Он никак не мог сладить с трубкой. Как видно, набил ее слишком плотно, ему никак не удавалось ее раскурить.
«— …что у него было на уме. Он хотел… пф-ф… внушить мне… пф-ф… ни больше ни меньше… пф-ф… что я заблуждаюсь на свой собственный счет… Очевидно, он…»
Из трубки пошел дымок. В конце концов он своего добился.

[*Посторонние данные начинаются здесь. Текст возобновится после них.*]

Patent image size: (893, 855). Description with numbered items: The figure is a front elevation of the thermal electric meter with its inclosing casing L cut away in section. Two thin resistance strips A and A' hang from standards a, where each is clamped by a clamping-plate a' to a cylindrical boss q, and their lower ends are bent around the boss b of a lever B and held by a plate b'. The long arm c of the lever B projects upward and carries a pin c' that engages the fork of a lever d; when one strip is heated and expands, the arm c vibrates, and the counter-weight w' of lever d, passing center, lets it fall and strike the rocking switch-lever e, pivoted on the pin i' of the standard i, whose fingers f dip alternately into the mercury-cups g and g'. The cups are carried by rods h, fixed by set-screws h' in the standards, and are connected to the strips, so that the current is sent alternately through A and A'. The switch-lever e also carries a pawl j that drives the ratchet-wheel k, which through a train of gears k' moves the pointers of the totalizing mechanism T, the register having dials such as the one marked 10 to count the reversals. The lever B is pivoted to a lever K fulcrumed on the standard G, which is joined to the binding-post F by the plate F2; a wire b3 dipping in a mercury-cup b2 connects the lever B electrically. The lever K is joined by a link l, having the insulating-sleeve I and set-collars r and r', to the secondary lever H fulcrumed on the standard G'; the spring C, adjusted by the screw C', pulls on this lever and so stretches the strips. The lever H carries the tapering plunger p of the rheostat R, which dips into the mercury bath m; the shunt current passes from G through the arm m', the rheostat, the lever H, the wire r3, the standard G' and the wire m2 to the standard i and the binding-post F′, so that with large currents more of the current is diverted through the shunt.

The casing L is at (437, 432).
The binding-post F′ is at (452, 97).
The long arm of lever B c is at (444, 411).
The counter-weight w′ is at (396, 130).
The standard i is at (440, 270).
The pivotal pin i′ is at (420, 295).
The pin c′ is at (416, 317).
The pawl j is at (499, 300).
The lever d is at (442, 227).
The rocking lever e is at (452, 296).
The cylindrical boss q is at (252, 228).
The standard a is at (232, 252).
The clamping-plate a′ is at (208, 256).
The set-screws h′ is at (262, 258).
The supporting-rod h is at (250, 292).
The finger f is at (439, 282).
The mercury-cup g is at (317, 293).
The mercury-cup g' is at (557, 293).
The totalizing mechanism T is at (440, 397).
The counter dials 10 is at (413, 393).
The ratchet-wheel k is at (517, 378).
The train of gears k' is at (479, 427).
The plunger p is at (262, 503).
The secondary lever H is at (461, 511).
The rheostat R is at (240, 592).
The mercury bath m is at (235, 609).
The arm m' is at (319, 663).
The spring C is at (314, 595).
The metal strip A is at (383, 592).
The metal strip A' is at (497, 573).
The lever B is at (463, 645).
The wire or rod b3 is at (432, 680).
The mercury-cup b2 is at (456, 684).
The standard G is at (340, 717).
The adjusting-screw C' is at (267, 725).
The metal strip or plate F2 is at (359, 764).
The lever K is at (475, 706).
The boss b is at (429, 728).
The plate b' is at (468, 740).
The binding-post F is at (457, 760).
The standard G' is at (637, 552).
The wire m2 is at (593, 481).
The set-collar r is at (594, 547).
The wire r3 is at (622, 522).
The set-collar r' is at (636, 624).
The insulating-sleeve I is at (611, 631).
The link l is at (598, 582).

— …разработал далеко идущий план: поскольку его дочь любит меня и он, как видно, угадывал ее намерения, а помешать им был не в силах — что ж, он ее поддержит, отдаст мне ее руку, но не раньше, чем вернет меня «на путь истинный». Понимаете? Таким образом, спасая меня, он спасет ее. «Вы талантливы, — заявил он мне. — Видите, я это признаю. И даже охотно. Перед вами может открыться блестящее будущее. Вопрос лишь в том — такое ли оно, каким вы его себе рисуете?» Рассуждая так, он задумчиво потягивал виски. «Ну что ж, возьмите меня к себе компаньоном», — съязвил я. Моя насмешка ничуть его не смутила. «Не разыгрывайте фата. Вы давно могли послать меня к черту, однако вы этого не сделали. Значит, поняли, что интересуете меня. Само собой, из-за моей дочери. И потому, что сила не на моей стороне. В противном случае вам бы не видать ее как своих ушей. Я сказал, что вы меня интересуете, я не сказал, что вызываете симпатию… Он снова подошел к бару, налил себе еще виски. — Во всяком случае, пока еще нет. — Он взгромоздился на один из высоких табуретов перед стойкой и, опершись локтями на медную перекладину, уставился на меня как коршун. Теперь-то чего вы боитесь? — вдруг неожиданно спросил он. Он заметил мое удивление. Я внимательно прочел вашу книгу. Куда более внимательно, чем большинство ваших поклонников. И я понял одну занятную штуку. Занятную настолько, что, если я скажу вам, в чем дело, вы рассердитесь». «Если я не рассердился до сих пор…» парировал я. «…Знаю, знаю, потому лишь, что я отец моей дочери. Да поглядите же на себя в зеркало, мой мальчик. Чем вы так гордитесь? Что хлопнули дверью? И сожгли за собой корабли, рискуя нищетой? Дурачок из сказки тоже бросился в воду, чтобы не промокнуть под дождем. Но теперь-то, — повторил он, — теперь-то, черт возьми, бояться нечего. Успокойтесь же наконец, черт подери!» Я ответил сухо — что еще мне оставалось: «Не понимаю, чего я должен перестать бояться? Объясните». — «Объяснять нечего. Но выслушайте меня внимательно. Ставки сделаны, молодой человек, и вы выиграли. Ваша „Медуза“ по меньшей мере отвратительна — это еще самое мягкое, что о ней можно сказать. Но я не слепой, стихи хороши, находок хоть отбавляй. Ваш талант очевиден, Париж его превозносит, вас называют „гениальным ребенком“. С первых шагов вы приняты в круг избранных. Приняты, признаны, обласканы. Даже я, старый крокодил, даже я, хоть и не люблю вас, вынужден снять перед вами шляпу. Чего же вам еще нужно и чего вы все-таки боитесь, черт возьми?»